With the WHO emphasizing a “One Health” approach and including all societal sectors in pandemic preparedness, e.g., economic and social aspects of health, abortion and LGBT rights are likely to be considered as necessary rights for pandemic preparedness. Should the United States agree to the treaty, it will be required to cooperate with the WHO’s human rights and universal health objectives, which contain grave threats to life and family. 

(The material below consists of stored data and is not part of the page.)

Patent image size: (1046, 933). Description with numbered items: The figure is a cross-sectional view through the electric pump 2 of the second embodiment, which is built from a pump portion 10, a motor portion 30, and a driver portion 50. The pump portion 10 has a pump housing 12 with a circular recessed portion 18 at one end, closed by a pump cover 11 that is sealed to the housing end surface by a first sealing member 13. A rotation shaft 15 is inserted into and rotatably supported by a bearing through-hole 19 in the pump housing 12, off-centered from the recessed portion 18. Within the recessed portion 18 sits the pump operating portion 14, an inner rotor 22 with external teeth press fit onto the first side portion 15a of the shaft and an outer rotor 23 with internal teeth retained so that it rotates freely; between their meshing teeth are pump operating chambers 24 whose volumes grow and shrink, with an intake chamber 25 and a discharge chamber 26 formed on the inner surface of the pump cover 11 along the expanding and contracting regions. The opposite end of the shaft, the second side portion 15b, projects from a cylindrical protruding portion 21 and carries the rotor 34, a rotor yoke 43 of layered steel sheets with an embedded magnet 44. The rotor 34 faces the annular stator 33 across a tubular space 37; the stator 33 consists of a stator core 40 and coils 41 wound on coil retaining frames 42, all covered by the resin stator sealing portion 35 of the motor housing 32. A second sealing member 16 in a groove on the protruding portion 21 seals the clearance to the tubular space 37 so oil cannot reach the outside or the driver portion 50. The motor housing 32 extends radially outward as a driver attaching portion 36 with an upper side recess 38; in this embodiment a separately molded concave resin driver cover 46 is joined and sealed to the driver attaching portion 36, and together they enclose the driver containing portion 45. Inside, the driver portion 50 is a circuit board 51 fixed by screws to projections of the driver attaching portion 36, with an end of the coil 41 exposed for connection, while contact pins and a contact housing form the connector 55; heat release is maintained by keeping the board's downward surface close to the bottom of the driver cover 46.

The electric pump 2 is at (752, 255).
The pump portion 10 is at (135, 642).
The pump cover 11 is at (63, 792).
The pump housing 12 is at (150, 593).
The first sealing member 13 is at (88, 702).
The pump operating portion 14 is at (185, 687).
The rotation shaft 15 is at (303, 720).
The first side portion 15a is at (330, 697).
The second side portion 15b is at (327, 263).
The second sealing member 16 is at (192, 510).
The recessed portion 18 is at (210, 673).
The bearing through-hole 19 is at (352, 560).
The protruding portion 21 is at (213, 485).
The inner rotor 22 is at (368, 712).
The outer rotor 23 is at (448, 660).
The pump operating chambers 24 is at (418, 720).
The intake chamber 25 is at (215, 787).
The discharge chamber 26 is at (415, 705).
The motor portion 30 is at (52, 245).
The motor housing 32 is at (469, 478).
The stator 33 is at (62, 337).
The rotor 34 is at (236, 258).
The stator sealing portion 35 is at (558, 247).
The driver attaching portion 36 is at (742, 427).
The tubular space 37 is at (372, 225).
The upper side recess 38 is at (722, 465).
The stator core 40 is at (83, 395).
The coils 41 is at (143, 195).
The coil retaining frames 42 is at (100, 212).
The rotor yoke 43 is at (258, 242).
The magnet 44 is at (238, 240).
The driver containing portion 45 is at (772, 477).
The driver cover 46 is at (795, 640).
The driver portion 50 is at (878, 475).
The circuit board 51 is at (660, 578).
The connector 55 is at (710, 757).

The Treaty Creates Processes Beyond Pandemic Times

Per the draft of the treaty, member states will be subject to “preparedness monitoring, simulation exercises and universal peer review” and provide “necessary funding for developing countries” to implement national and global targets, indicators, and review systems. This mechanism functions similarly to the Universal Periodic Review (UPR), a mechanism of the Human Rights Council to review the human rights records of member states and offer policy suggestions and criticisms. The UPR yields many radical progressive policy recommendations from a small concentration of developed western countries—including the United States—to conservative and developing UN member states. Recommendations include mounting pressures to liberalize abortion laws and establish a pro-gender ideology politic. It is likely that the pandemic preparedness universal peer review would result in similar outcomes as the UPR. Should the United States be under an administration with conservative domestic and international officials, the U.S. would become a target of backlash against progressive member states. 

In addition to the peer-review from state to state, the ratification of the treaty establishes a treaty-monitoring body with reporting requirements, as well as mechanisms for the monitoring body to make recommendations. Given that the treaty covers also social determinants of health, the monitoring body would have the ability to make recommendations on a plethora of social and economic issues. 

In these reporting systems, both progressive member states and treaty monitoring bodies often enforce an agenda that is unmoored from international consensus. They do not produce binding observations or consequences, though they are influential in the UN system and can erode consensus and offer problematic “interpretations” of treaties which are then weaponized by agencies and governments.